楢原 劇的でしたね。ビフォーアフター以来の。

出井 なんということでしょう(笑)。

楢原 前回のインタビューは松の件の後でしたよね。

出井 松っちゃんのこと松って呼ぶなよ! それ松居一代さんがブログで使う一人称だから。「松は~」っていう。

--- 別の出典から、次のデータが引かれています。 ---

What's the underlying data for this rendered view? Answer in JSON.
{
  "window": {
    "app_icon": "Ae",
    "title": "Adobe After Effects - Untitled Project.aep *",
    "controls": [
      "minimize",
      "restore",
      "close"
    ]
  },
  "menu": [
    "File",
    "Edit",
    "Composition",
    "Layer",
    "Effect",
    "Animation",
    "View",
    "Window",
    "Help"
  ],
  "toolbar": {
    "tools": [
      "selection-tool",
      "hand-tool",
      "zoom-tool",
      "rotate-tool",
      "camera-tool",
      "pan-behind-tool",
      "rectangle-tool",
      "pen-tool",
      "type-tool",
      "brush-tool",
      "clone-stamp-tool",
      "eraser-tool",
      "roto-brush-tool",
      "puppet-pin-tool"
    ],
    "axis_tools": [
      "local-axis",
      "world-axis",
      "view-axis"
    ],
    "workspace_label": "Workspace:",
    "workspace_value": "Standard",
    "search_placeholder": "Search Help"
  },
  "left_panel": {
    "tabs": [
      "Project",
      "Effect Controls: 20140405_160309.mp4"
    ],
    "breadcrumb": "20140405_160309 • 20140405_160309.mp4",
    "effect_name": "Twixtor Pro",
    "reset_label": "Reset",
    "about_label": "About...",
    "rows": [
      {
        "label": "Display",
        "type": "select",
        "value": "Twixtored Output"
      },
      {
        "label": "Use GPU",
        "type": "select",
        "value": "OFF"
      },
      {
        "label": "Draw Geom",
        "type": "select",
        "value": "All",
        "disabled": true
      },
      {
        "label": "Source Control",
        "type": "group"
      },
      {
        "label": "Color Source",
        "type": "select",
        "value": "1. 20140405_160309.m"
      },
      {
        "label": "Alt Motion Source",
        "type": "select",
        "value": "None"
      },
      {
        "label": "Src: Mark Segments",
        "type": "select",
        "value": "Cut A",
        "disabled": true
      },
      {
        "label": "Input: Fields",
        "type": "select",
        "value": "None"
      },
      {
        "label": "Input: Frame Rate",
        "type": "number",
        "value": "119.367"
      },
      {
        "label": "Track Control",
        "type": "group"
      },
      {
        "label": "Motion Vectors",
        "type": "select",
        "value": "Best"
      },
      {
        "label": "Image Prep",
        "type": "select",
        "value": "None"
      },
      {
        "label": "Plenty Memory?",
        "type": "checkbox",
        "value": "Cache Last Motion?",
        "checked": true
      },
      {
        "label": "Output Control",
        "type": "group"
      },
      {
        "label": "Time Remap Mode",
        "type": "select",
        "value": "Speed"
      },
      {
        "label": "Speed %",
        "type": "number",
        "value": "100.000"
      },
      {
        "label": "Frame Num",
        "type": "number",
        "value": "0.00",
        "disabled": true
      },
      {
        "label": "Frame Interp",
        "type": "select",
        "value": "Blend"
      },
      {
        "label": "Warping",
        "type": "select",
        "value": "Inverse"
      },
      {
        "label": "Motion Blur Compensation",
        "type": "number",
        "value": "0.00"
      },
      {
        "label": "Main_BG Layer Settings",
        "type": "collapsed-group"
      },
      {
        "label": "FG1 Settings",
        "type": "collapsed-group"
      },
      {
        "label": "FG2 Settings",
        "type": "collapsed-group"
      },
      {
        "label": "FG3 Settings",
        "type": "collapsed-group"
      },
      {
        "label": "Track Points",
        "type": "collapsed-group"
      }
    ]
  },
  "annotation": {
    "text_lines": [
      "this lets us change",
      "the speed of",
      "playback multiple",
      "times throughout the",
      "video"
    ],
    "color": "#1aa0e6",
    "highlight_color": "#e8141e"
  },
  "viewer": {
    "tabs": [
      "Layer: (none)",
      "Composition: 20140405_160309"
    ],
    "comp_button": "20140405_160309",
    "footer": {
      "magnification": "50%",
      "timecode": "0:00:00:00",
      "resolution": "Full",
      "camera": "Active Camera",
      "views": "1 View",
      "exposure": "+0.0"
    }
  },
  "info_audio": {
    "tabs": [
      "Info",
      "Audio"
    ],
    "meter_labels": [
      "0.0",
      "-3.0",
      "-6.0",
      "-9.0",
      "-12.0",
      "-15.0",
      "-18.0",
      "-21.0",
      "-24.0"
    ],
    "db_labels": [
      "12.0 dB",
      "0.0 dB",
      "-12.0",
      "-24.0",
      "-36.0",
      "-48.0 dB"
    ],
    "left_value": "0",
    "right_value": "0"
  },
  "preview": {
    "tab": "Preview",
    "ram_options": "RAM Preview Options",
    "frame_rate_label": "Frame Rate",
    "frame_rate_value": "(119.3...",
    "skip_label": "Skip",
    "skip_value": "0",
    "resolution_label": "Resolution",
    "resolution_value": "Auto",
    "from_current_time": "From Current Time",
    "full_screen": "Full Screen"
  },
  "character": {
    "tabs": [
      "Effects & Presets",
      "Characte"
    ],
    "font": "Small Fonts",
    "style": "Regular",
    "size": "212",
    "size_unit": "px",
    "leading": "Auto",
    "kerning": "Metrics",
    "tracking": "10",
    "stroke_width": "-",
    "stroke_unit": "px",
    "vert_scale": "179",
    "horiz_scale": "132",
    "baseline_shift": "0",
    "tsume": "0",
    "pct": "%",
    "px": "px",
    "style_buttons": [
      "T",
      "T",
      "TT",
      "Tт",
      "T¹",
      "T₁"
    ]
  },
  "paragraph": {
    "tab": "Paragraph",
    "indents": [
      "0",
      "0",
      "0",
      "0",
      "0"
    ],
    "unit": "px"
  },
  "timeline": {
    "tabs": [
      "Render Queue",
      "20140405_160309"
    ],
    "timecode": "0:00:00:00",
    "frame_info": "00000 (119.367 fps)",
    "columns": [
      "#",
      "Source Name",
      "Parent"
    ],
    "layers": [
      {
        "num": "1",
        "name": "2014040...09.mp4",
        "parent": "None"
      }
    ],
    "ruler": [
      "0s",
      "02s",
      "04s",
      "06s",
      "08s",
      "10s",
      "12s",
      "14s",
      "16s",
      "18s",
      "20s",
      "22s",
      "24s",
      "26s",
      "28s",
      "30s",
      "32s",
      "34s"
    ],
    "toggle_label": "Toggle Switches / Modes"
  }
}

楢原 あ、松はアルファベットで書いておいてくださいね。MATSU。

出井 EXILEになっちゃうだろ。

「僕は何も変わってないですね…強いて言えば貯金額は変わりました」

――(笑)。あの時点でも結構いろいろなお仕事のオファーが来てると伺いましたが。

出井 それまでが本当に何もなかったですからね。お笑い芸人やってますとは言いつつ、ライブに出てるだけの芸人だったので。あと僕は結婚もしました。

――そうでした!

出井 「結婚」「引っ越し」、そして「肥大化」という。

楢原 3大売れたらやること全部やった。

――楢原さんはどういう変化が。

楢原 僕は何も変わってないですね。引っ越しもしてないし。出会いも何もない。強いて言えば貯金額は変わりました。

――いやらしくていいですね(笑)。

楢原 口座にとんでもない額のお金が。ありがとうございます。

――でも劇場でネタをやることに最大限の時間をあてていたのは、以前と変わらない。

出井 生意気ながら、去年はただただM-1獲りたいっていう1年だったので。M-1を軸にやってたのでそういう意味では遠慮させていただいたお仕事もあります。例えば長期ロケとかだったらちょっときびしいかなとか。その間漫才できなくなっちゃうので。